I hope these people grow up one day, only to wake up every morning to experience shame for what they helped create.

Rant over.

For context:
I worked in what you could call a “nerd store” for several years, and these people were the bane of my existence. Obnoxious without exception, gifted with the attentionspan of a goldfish, completely stunned when they found out you didn’t share their love for stupid shit (And yes, “One Piece”, “Dragon Ball Z” etc can be adequately described as such), rude, demanding and generally a pain to deal with.

kupo
kupo
4 years ago

@ LinuxLea
Holy fuck, how about you not generalize people for their fucking interests? I don’t feel like I can come up with a coherent response right now for all of this, but I’ll address one thing: if I make a piece of music with my korg keyboard, is it not a creative endeavor? If so, how are the synthethic sounds on my keyboard any different from the synthetic sounds on the vocaloid software? If not, how is a synthetic instrument different from a physical instrument?

LinuxLea
LinuxLea
4 years ago

I have suffered at the hands of these people, they have earned my ire.

Imaginary Petal
Imaginary Petal
4 years ago

@LinuxLea

Um. What the fuck was that?

EDIT: You’ve “suffered at the hands” of people liking things you don’t like? Wow, I can’t imagine how terrible that must’ve been for you.

Viscaria
Viscaria
4 years ago

I legitimately don’t even understand what that was all about or even what prompted it.

Imaginary Petal
Imaginary Petal
4 years ago

@Viscaria

Yeah me neither. Thoroughly confusing angry rant out of nowhere.

Viscaria
Viscaria
4 years ago

Also Britney Spears is not, to the best of my knowledge, a piece of software.

EJ (The Other One)
EJ (The Other One)
4 years ago

I worked in what you could call a “nerd store” for several years, and these people were the bane of my existence.

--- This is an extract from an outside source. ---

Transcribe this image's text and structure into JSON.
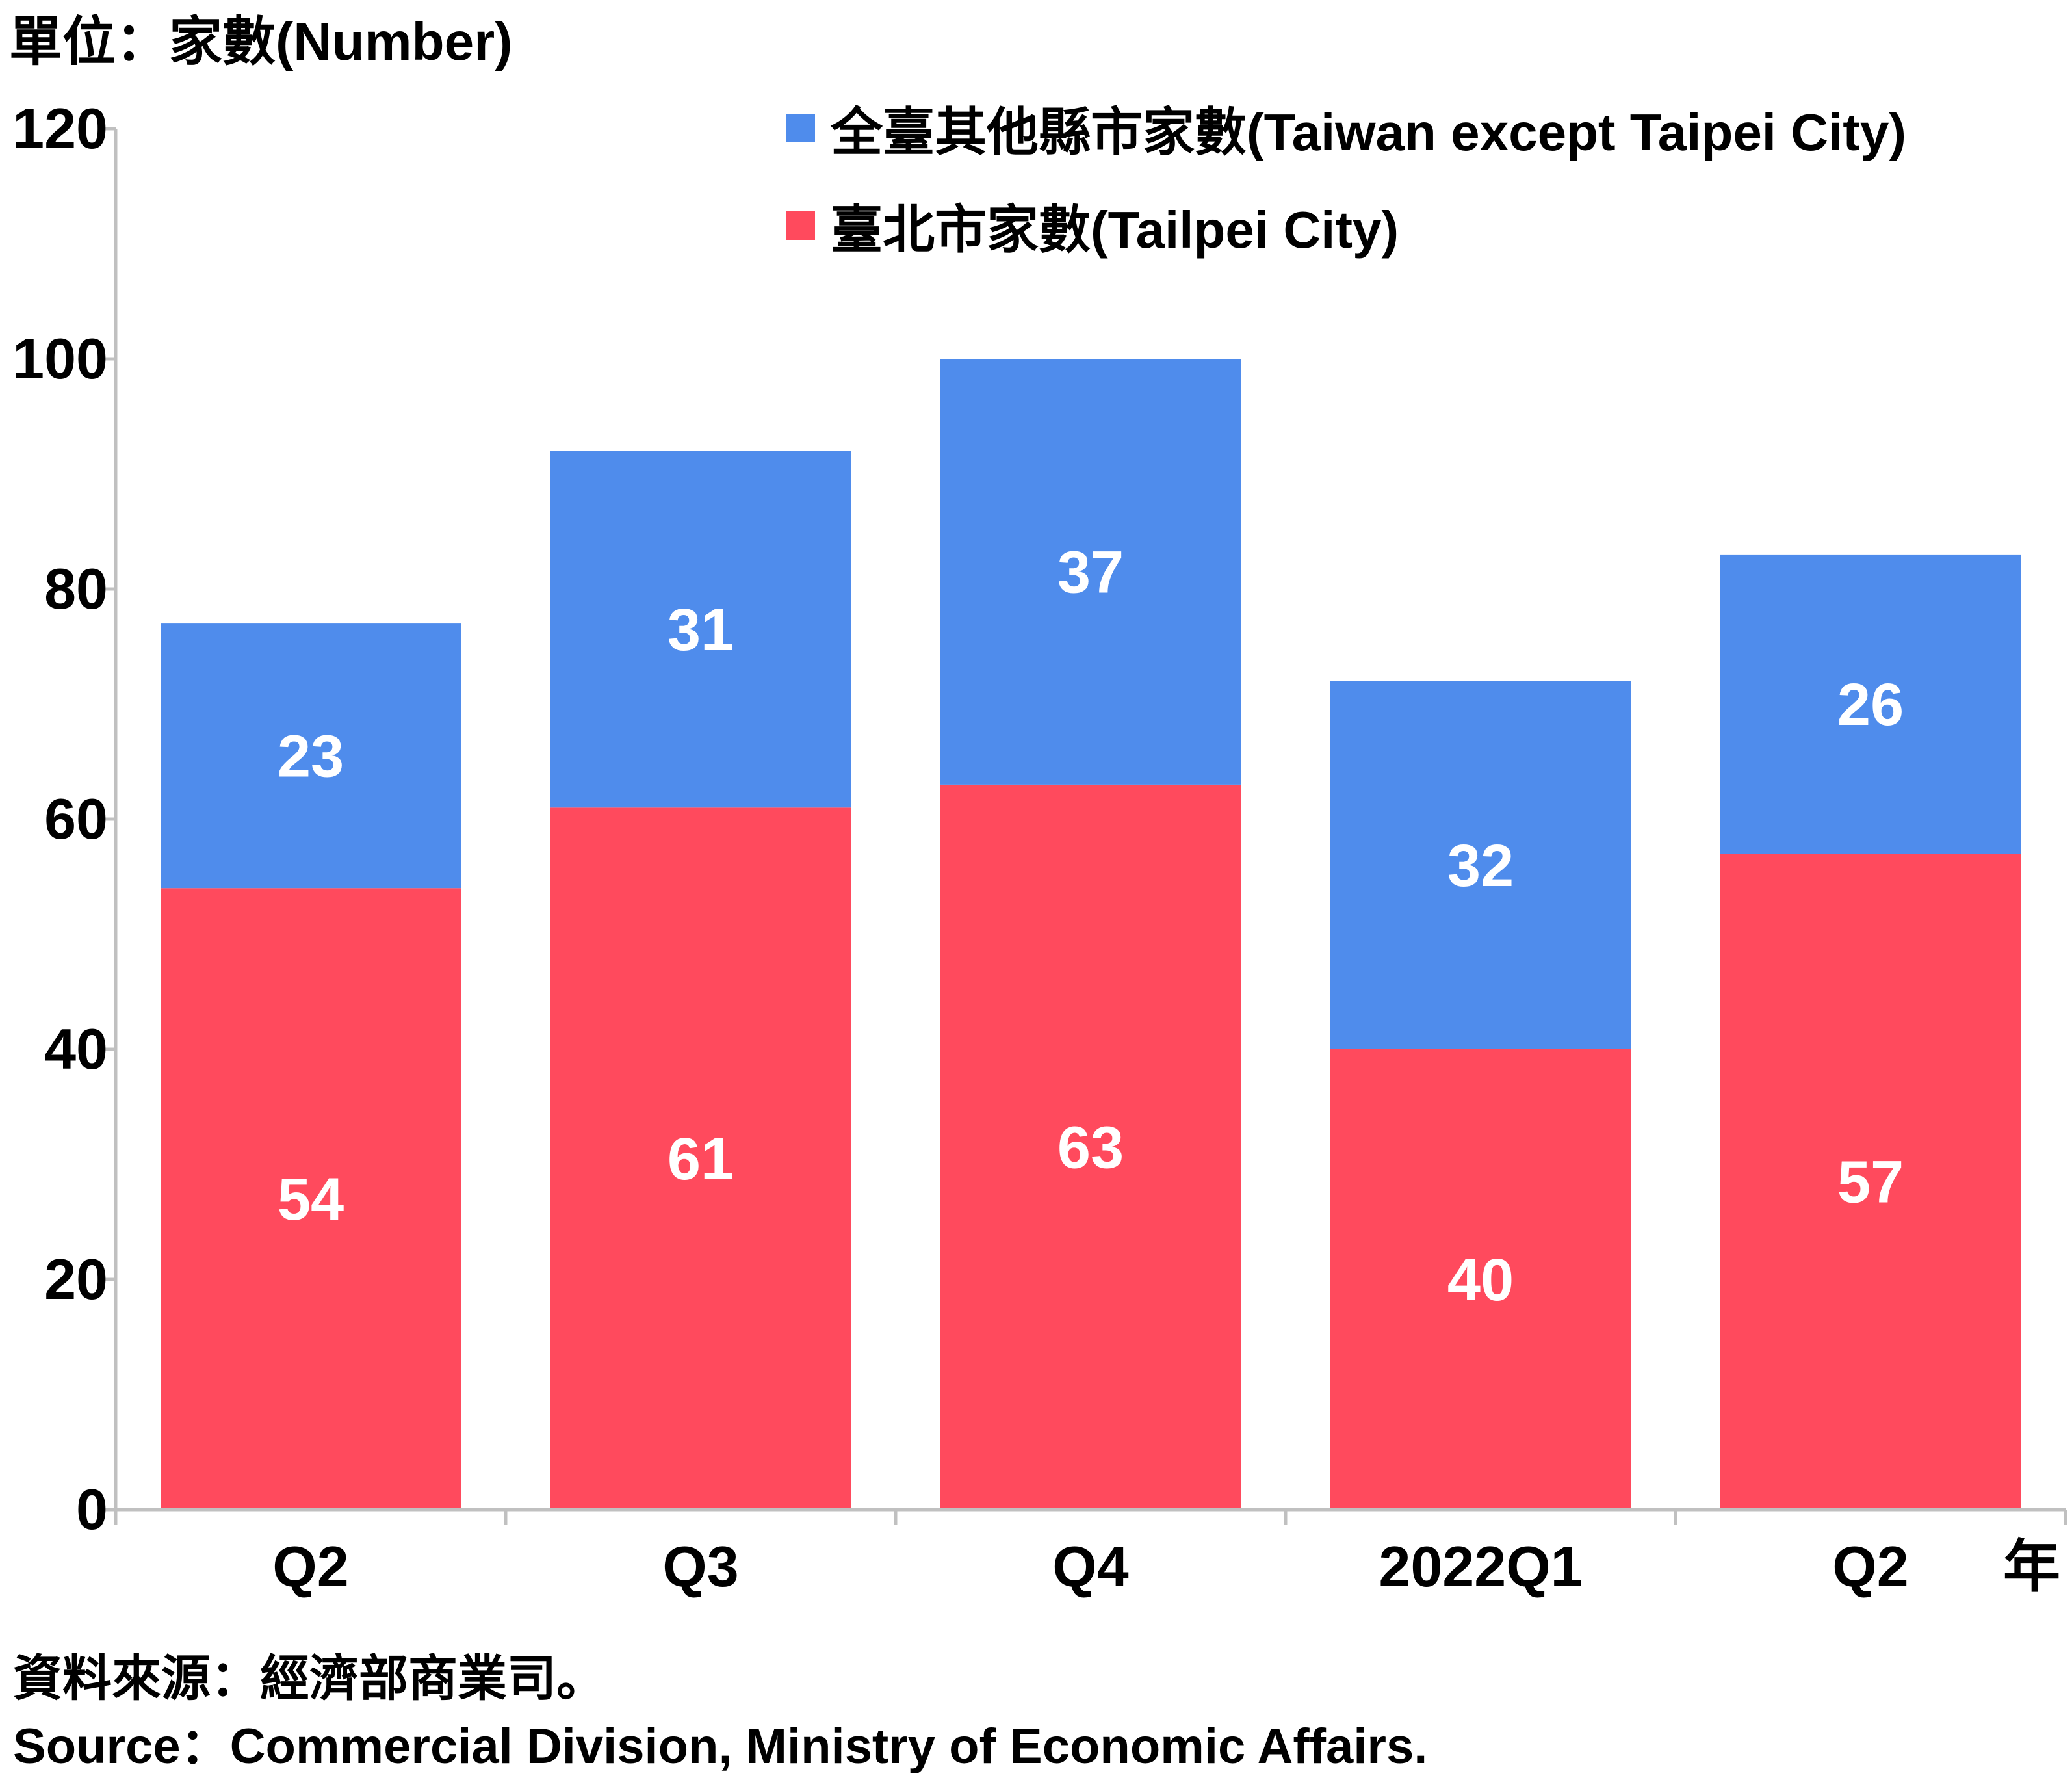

I feel you. It is the nature of any customer service job that afterwards, you will utterly and entirely hate the particular demographic that you served. It’s just a thing. Ask me to tell you airline stories sometime.

That doesn’t make it okay to generalise like that; but your frustration and anger are genuine and I understand where they come from.

Scented Fucking Hard Chairs
Scented Fucking Hard Chairs
4 years ago

It’ a piece of software!

So’s Linux.

LinuxLea
LinuxLea
4 years ago

@EJ: Yeah, they made up about 15% of customers, but they took up about 80% percent of the time. And they puked on me, touched other customers inapropriately, and tried to get me fired when I couldn’t provide any hentai.

@SFHC: And I don’t mistake it for a performance artist.